Sylvie Lindeperg in DVD-ROM La Résistance en Ile-de-France, AERI, 2004


Contexte historique

Stéphane Lauzanne
A partir du printemps 1941, Lauzanne devient éditorialiste du journal Le Matin et prône la collaboration, obéissant aux consignes de la Propaganda Abteilung. Il est arrêté le 22 août 1944 et déféré devant la cour de Justice de la Seine le 15 septembre. Le 30 octobre, il est condamné à 20 ans de réclusion pour intelligence avec l'ennemi. Il passe quelques années en prison, notamment au pénitencier de l'Île de Ré, puis il est libéré. 

Paul Devise
Lorsque le régime de Vichy ordonne la création du Tribunal d'Etat en septembre 1941, le conseiller honoraire Paul Devise -qui est alors âgé de près de 74 ans- décide de sortir de sa retraite et accepte avec empressement de présider la nouvelle juridiction d'exception mise en place par le régime. Le président Devise fit preuve d'une sévérité toute particulière dans l'exercice de ses nouvelles fonctions en conduisant les débats avec une très grande fermeté et en formulant systématiquement des avis négatifs à l'occasion des recours en grâce introduits par les avocats des prévenus. À la Libération, Paul Devise fit l'objet de poursuites disciplinaires. Dans son rapport au garde des Sceaux, le président de la Commission d'épuration de la magistrature dressa un réquisitoire particulièrement sévère contre cet ancien magistrat, en soulignant qu'il avait volontairement posé sa candidature "à la présidence du nouveau tribunal sanglant", qu'il "n'avait pas déçu la confiance de ses mandants [puisqu'il avait prononcé] sans hésitation de nombreuses condamnations à mort pour des faits à peine punis de peines correctionnelles", qu'il s'était "prêté sans vergogne aux desseins de l'ennemi" en lui donnant "satisfaction en matière de répression" et que son action en faveur de l'occupant avait largement contribué à "asservir la magistrature française". Il insistait sur le fait que Devise avait "tiré un avantage matériel de sa complaisance envers Vichy et le Reich, en augmentant sa retraite du montant des notables indemnités allouées au président du Tribunal d'Etat". C'est pour l'ensemble de ces motifs – et au vu du grand nombre de condamnations à mort prononcées par le tribunal d'Etat sous la présidence de Devise – que le garde des sceaux François de Menthon décida, par arrêté du 17 avril 1945, de retirer la qualité de magistrat honoraire à l'intéressé et de le priver définitivement de sa pension de retraite.

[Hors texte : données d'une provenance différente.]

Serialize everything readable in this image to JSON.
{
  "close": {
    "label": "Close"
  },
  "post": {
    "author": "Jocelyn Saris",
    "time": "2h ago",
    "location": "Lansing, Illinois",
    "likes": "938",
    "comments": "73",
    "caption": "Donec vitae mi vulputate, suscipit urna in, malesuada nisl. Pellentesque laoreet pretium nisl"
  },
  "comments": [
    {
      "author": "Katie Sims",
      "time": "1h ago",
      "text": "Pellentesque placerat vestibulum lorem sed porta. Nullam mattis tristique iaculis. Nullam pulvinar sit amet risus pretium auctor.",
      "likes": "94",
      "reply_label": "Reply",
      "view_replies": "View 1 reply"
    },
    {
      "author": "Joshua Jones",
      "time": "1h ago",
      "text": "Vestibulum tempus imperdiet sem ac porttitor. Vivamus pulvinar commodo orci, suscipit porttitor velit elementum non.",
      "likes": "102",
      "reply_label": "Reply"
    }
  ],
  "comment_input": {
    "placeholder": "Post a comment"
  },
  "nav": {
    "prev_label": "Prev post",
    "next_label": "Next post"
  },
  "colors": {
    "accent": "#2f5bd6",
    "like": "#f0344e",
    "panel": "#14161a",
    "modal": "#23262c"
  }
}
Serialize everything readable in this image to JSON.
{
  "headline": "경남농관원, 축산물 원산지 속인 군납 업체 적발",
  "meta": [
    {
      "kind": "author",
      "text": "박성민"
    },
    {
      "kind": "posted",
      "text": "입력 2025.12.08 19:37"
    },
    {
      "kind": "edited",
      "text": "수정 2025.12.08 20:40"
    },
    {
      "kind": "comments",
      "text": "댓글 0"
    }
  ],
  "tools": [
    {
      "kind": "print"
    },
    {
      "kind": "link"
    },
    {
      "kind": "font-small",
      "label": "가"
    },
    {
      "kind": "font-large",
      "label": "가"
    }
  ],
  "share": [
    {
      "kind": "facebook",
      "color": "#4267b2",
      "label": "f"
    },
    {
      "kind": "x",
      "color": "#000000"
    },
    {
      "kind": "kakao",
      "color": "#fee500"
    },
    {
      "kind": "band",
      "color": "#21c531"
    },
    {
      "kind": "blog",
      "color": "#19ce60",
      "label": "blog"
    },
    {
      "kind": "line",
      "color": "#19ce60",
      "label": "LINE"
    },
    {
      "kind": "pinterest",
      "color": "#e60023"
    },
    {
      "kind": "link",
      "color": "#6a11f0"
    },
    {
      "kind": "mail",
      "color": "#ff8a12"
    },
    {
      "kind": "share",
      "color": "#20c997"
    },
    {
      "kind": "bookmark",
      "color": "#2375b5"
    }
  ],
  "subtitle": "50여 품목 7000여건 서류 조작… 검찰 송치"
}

Parallèlement à cette procédure disciplinaire, Devise fit l'objet de poursuites pénales devant la Cour de Justice de la Seine. Des expertises médicales apportèrent la preuve que le prévenu était atteint d'une "démence artérioscléreuse en évolution" qui le privait de tout discernement et s'opposait au prononcé d'une condamnation pénale. Le juge d'instruction fit application de l'article 64 du Code pénal et rendit une ordonnance de non-lieu en faveur de Paul Devise qui fut enfermé dans un asile d'aliénés.